Salesforce is the biggest cloud provider of enterprise applications, and one that SAP and Oracle keep a careful eye on in the market. While Salesforce's flagship software is its SaaS-based CRM, and the company doesn’t offer its own ERP solution, Salesforce has provided financial backing to FinancialForce, an ISV partner that built a SaaS-based ERP solution for the Salesforce platform. Salesforce Ventures provided the initial funding for the company’s launch in 2009 and has participated in subsequent venture rounds.


Rootstock is another provider of cloud ERP solutions for the manufacturing and distribution sectors. While it gravitates more toward discrete manufacturers, it also serves tiny operations of five or more users, up to large organizations with many sites and hundreds of users.
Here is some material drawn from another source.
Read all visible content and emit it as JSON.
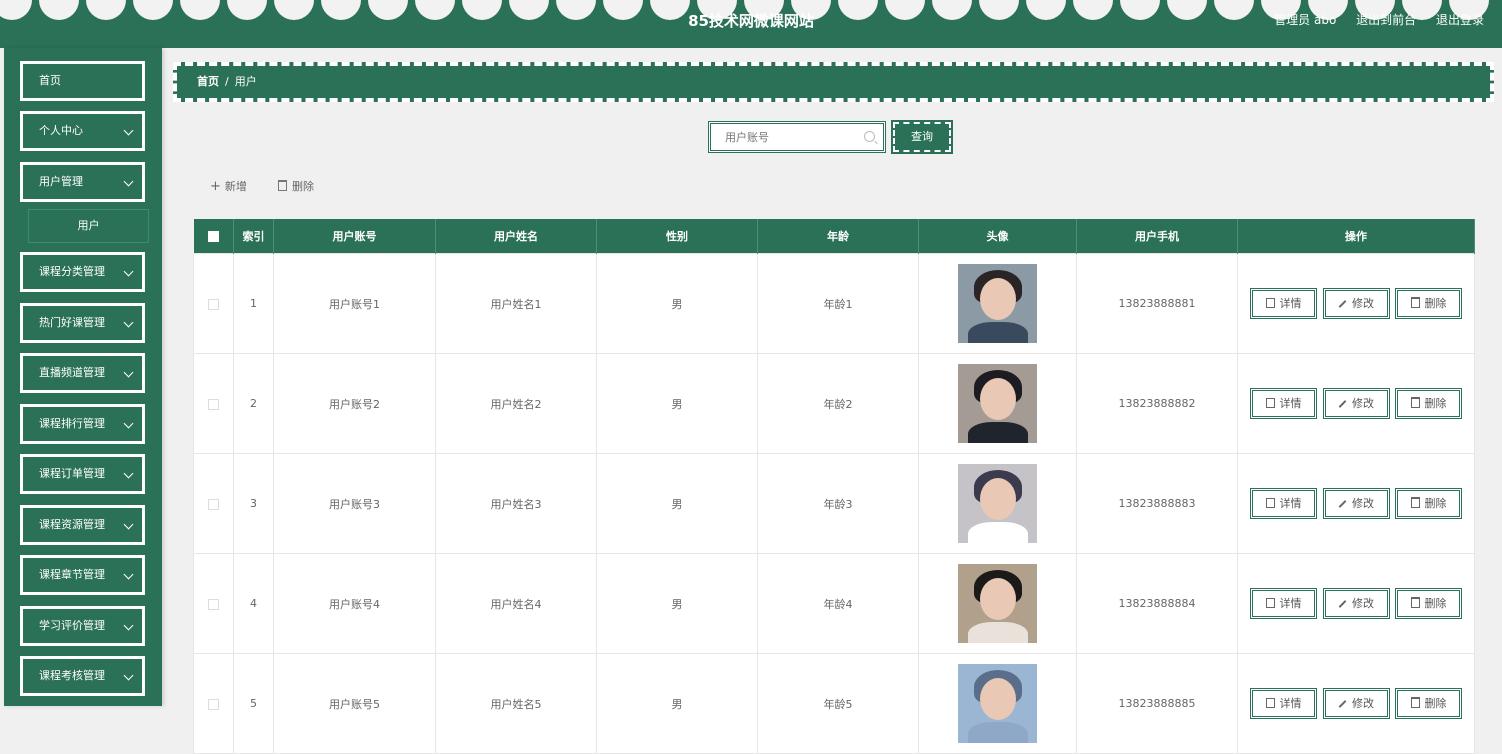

Its product suite comprises a large series of modules, which can be deployed alone or in tandem with others. These include production engineering, inventory, lot and serial control, material requirements planning, capacity planning, scheduling and shop floor control.


Workday is the cloud-based ERP and human capital management company founded by former PeopleSoft executives David Duffield and Aneel Bhusri after Oracle's hostile takeover of PeopleSoft at the end of 2004. Workday was founded in March 2005. Oracle Chairman Larry Ellison frequently cites Workday as a cloud competitor.


Sometimes Intuit's QuickBooks is the right solution, preferable over a giant ERP system, depending on the size and business of the company deploying the software. Intuit pitches QuickBooks Enterprise as an "ERP Alternative."

The company says that QuickBooks Enterprise is not an ERP system. Instead, it's an advanced version of the company's accounting software for mid-market companies that provides an integrated environment that can offer advanced inventory tracking and management, advanced pricing features, and advanced reporting.

The Sage Group

UK-based Sage serves the small and mid-market business market and claims over 6 million customers around the world. But the company says its Sage X3 is enterprise-sized business management software that "frees organizations from the effort and complexity of traditional ERP."